Tesla CEO Elon Musk, who likes to interact with users on social media, just revealed on Twitter that the company is planning a fresh experience for users of The Grand Theft Auto 5. Given that Model 3’s in-vehicle infotainment system may not perform enough, netizens are skeptical that the extra calculation swerves from there, after all, the company has previously introduced only a few mini-games (mainly works from the Atari era).
The racing game, shown above, allows users to simulate operation sither through the car’s steering wheel and pedals.
In addition to the introduction, Musk also often releases smokebombs, such as the easy-to-speak “Radiation Shelter” and “The Witcher.”
Cnet, amedia outlet, sent Tesla a request for comment, but has not yet received a response.
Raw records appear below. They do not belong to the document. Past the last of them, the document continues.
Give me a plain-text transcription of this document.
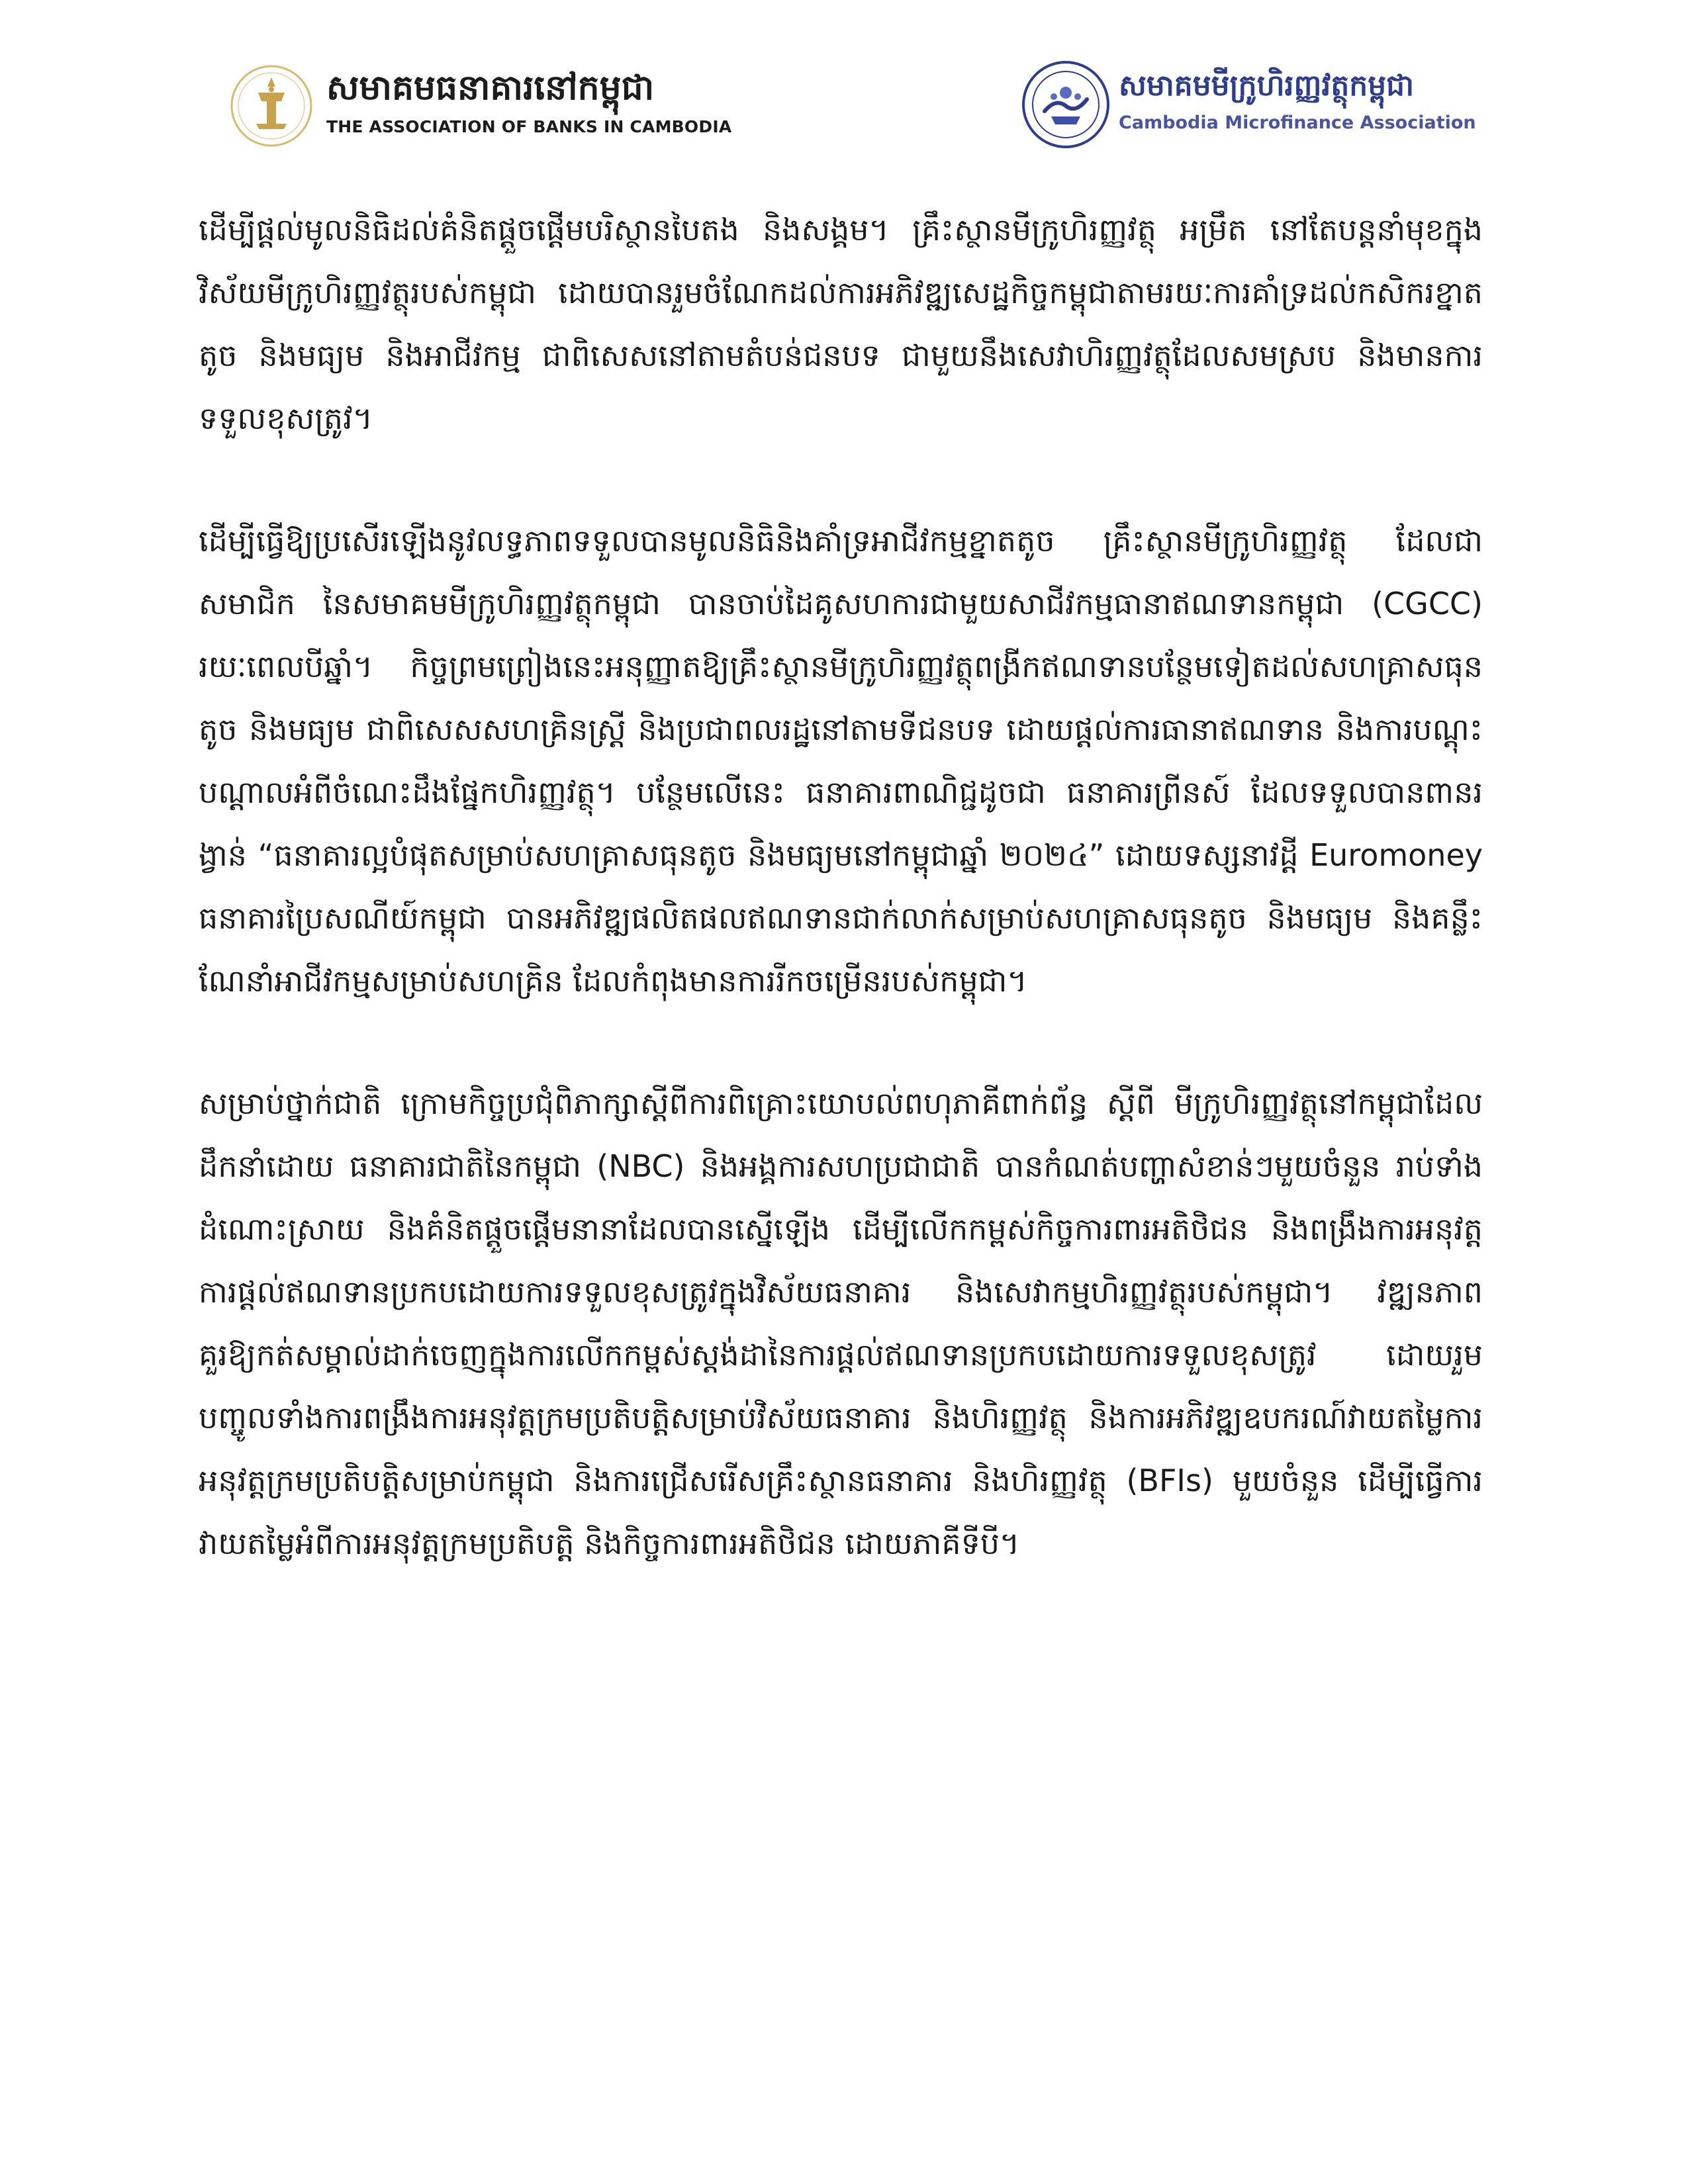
សមាគមធនាគារនៅកម្ពុជា
THE ASSOCIATION OF BANKS IN CAMBODIA
សមាគមមីក្រូហិរញ្ញវត្ថុកម្ពុជា
Cambodia Microfinance Association

ដើម្បីផ្តល់មូលនិធិដល់គំនិតផ្តួចផ្តើមបរិស្ថានបៃតង និងសង្គម។ គ្រឹះស្ថានមីក្រូហិរញ្ញវត្ថុ អម្រឹត នៅតែបន្តនាំមុខក្នុងវិស័យមីក្រូហិរញ្ញវត្ថុរបស់កម្ពុជា ដោយបានរួមចំណែកដល់ការអភិវឌ្ឍសេដ្ឋកិច្ចកម្ពុជាតាមរយៈការគាំទ្រដល់កសិករខ្នាតតូច និងមធ្យម និងអាជីវកម្ម ជាពិសេសនៅតាមតំបន់ជនបទ ជាមួយនឹងសេវាហិរញ្ញវត្ថុដែលសមស្រប និងមានការទទួលខុសត្រូវ។

ដើម្បីធ្វើឱ្យប្រសើរឡើងនូវលទ្ធភាពទទួលបានមូលនិធិនិងគាំទ្រអាជីវកម្មខ្នាតតូច គ្រឹះស្ថានមីក្រូហិរញ្ញវត្ថុ ដែលជាសមាជិក នៃសមាគមមីក្រូហិរញ្ញវត្ថុកម្ពុជា បានចាប់ដៃគូសហការជាមួយសាជីវកម្មធានាឥណទានកម្ពុជា (CGCC) រយៈពេលបីឆ្នាំ។ កិច្ចព្រមព្រៀងនេះអនុញ្ញាតឱ្យគ្រឹះស្ថានមីក្រូហិរញ្ញវត្ថុពង្រីកឥណទានបន្ថែមទៀតដល់សហគ្រាសធុនតូច និងមធ្យម ជាពិសេសសហគ្រិនស្ត្រី និងប្រជាពលរដ្ឋនៅតាមទីជនបទ ដោយផ្តល់ការធានាឥណទាន និងការបណ្តុះបណ្តាលអំពីចំណេះដឹងផ្នែកហិរញ្ញវត្ថុ។ បន្ថែមលើនេះ ធនាគារពាណិជ្ជដូចជា ធនាគារព្រីនស៍ ដែលទទួលបានពានរង្វាន់ “ធនាគារល្អបំផុតសម្រាប់សហគ្រាសធុនតូច និងមធ្យមនៅកម្ពុជាឆ្នាំ ២០២៤” ដោយទស្សនាវដ្តី Euromoney ធនាគារប្រៃសណីយ៍កម្ពុជា បានអភិវឌ្ឍផលិតផលឥណទានជាក់លាក់សម្រាប់សហគ្រាសធុនតូច និងមធ្យម និងគន្លឹះណែនាំអាជីវកម្មសម្រាប់សហគ្រិន ដែលកំពុងមានការរីកចម្រើនរបស់កម្ពុជា។

សម្រាប់ថ្នាក់ជាតិ ក្រោមកិច្ចប្រជុំពិភាក្សាស្តីពីការពិគ្រោះយោបល់ពហុភាគីពាក់ព័ន្ធ ស្តីពី មីក្រូហិរញ្ញវត្ថុនៅកម្ពុជាដែលដឹកនាំដោយ ធនាគារជាតិនៃកម្ពុជា (NBC) និងអង្គការសហប្រជាជាតិ បានកំណត់បញ្ហាសំខាន់ៗមួយចំនួន រាប់ទាំងដំណោះស្រាយ និងគំនិតផ្តួចផ្តើមនានាដែលបានស្នើឡើង ដើម្បីលើកកម្ពស់កិច្ចការពារអតិថិជន និងពង្រឹងការអនុវត្តការផ្តល់ឥណទានប្រកបដោយការទទួលខុសត្រូវក្នុងវិស័យធនាគារ និងសេវាកម្មហិរញ្ញវត្ថុរបស់កម្ពុជា។ វឌ្ឍនភាពគួរឱ្យកត់សម្គាល់ដាក់ចេញក្នុងការលើកកម្ពស់ស្តង់ដានៃការផ្តល់ឥណទានប្រកបដោយការទទួលខុសត្រូវ ដោយរួមបញ្ចូលទាំងការពង្រឹងការអនុវត្តក្រមប្រតិបត្តិសម្រាប់វិស័យធនាគារ និងហិរញ្ញវត្ថុ និងការអភិវឌ្ឍឧបករណ៍វាយតម្លៃការអនុវត្តក្រមប្រតិបត្តិសម្រាប់កម្ពុជា និងការជ្រើសរើសគ្រឹះស្ថានធនាគារ និងហិរញ្ញវត្ថុ (BFIs) មួយចំនួន ដើម្បីធ្វើការវាយតម្លៃអំពីការអនុវត្តក្រមប្រតិបត្តិ និងកិច្ចការពារអតិថិជន ដោយភាគីទីបី។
Before Model 3 actually introduces GTA 5, let’s review the minimum PC system requirements for this 2013 game —
The CPU is configured to be quad-core-2.5GHz-start-start, memory-4GB/memory 1GB, hard drive capacity of 65GB, and the recommended configuration is almost doubled. For comparison, the Tesla 2 MCU2 that model 3 comes with is clearly difficult to handle.
Depending on the processor, MCU2, based on the Intel Atom E8000 Series CPU, meets the needs in terms of core numbers. Unfortunately, it has a frequency of only 1.04 GHz, less than half the underlying requirement.
What you don’t know in depth, however, is the powerful HW3 hardware that Tesla’s self-driving assistance system comes with.
If an engineer finds a way to simulate running GTA 5 on it, it’s still promising.
It is reported that the Tesla FSD computer uses two sets of AI chips, floating-point computing performance of up to 72 teraflops per second.
By comparison, Apple’s new Mac Pro has a 56 teraflops and Microsoft’s Xbox One X has only 12 teraflops.
If you can’t wait for Tesla’s official GTA 5, a hands-on friend can also try streaming games running on your PC to a car screen via Rainway software.